The National Railroad Passenger Corporation (Amtrak) disclosed a data breach that led to the exposure of personal information of some Guest Rewards members. Amtrak, a high-speed intercity passenger rail provider and an independent US government agency, operates a nationwide rail network in 46 states, the District of Columbia, and three Canadian provinces, with 30 million customers during the last nine years. "On the evening of April 16, 2020, Amtrak determined that an unknown third party gained unauthorized access to certain Amtrak Guest Rewards accounts," Amtrak Guest Rewards Senior Director Vicky Radke says in a notice of data breach filed with the Office of the Vermont Attorney General. "We have determined that compromised usernames and passwords were used to access certain accounts and some personal information may have been viewed."

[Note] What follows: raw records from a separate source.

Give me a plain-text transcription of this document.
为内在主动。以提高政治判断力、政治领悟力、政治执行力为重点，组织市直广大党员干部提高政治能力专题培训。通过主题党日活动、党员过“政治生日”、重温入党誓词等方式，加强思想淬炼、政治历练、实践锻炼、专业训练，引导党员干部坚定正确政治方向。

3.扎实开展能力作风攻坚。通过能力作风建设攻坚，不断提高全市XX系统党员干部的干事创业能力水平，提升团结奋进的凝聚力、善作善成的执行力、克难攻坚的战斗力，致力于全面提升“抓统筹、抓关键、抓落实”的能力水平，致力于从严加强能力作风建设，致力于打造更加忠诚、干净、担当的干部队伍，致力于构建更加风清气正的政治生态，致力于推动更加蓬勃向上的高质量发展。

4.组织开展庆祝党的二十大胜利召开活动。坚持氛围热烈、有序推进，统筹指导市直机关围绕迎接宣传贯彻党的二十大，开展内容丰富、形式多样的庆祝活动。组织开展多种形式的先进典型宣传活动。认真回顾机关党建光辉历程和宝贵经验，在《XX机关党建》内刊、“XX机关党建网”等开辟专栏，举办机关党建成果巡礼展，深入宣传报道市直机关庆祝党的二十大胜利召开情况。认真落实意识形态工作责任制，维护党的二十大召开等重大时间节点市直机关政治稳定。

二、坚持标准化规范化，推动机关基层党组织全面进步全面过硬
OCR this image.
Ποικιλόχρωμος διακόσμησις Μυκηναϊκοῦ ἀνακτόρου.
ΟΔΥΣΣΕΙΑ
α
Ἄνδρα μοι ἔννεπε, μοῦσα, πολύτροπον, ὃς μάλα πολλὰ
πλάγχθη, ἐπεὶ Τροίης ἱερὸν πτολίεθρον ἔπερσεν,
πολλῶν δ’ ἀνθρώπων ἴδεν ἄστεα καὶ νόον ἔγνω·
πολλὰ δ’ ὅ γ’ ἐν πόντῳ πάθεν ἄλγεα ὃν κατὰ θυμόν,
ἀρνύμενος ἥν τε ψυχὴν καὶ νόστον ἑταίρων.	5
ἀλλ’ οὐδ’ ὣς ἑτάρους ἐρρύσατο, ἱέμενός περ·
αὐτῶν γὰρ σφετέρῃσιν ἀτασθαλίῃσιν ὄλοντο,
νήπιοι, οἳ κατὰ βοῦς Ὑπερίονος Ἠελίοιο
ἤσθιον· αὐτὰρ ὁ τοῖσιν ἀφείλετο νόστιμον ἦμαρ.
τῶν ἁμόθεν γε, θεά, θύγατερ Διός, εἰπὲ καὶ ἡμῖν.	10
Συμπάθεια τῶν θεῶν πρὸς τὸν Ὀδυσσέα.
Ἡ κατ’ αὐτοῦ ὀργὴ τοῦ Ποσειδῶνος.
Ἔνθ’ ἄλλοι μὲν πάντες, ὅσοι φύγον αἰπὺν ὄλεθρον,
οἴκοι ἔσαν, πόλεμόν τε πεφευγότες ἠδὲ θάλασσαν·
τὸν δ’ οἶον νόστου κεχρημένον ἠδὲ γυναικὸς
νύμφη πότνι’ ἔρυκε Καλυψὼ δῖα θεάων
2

200 Websites Breached – 6.1 Million Accounts at Risk

Cyble has detected and verified 200 data breaches on various websites and companies. In total due to these data breaches around 6.1 million user accounts are brought up to risk.

Joomla team discloses data breach

The team behind the Joomla open source content management system (CMS) announced a security breach last week. The incident took place after a member of the Joomla Resources Directory (JRD) team left a full backup of the JRD site (resources.joomla.org) on an Amazon Web Services S3 bucket owned by their own company. The Joomla team said the backup file was not encrypted and contained details for roughly 2,700 users who registered and created profiles on the JRD website - a portal where professionals advertise their Joomla site-making skills. Joomla admins said they are still investigating the incident. It is currently unclear if anyone found and download the data from the third-party company's S3 server.

Hacker leaks database of dark web hosting provider

A hacker has leaked online the database of Daniel's Hosting (DH), the largest free web hosting provider for dark web services. The leaked data was obtained after the hacker breached DH earlier this year, on March 10, 2020. At the time, DH owner Daniel Winzen told ZDNet the hacker breached his portal, stole its database, and then wiped all servers. On March 26, two weeks after the breach, DH shut down its service for good, urging users to move their sites to new dark web hosting providers. Around 7,600 websites - a third of all dark web portals - went down following DH's shutdown.

Malware

New Agent Tesla Variant Spreading by Phishing

Agent Tesla is a spyware, keylogger, and information stealer Trojan written in Microsoft's .Net language. Agent Tesla has been observed in the world since 2014, and has been active ever since. Agent Tesla is also a commercial project, whose subscription license is sold on its official website. Several days ago, FortiGuard Labs captured a phishing email with an attachment that is being used to spread a new version of Agent Tesla.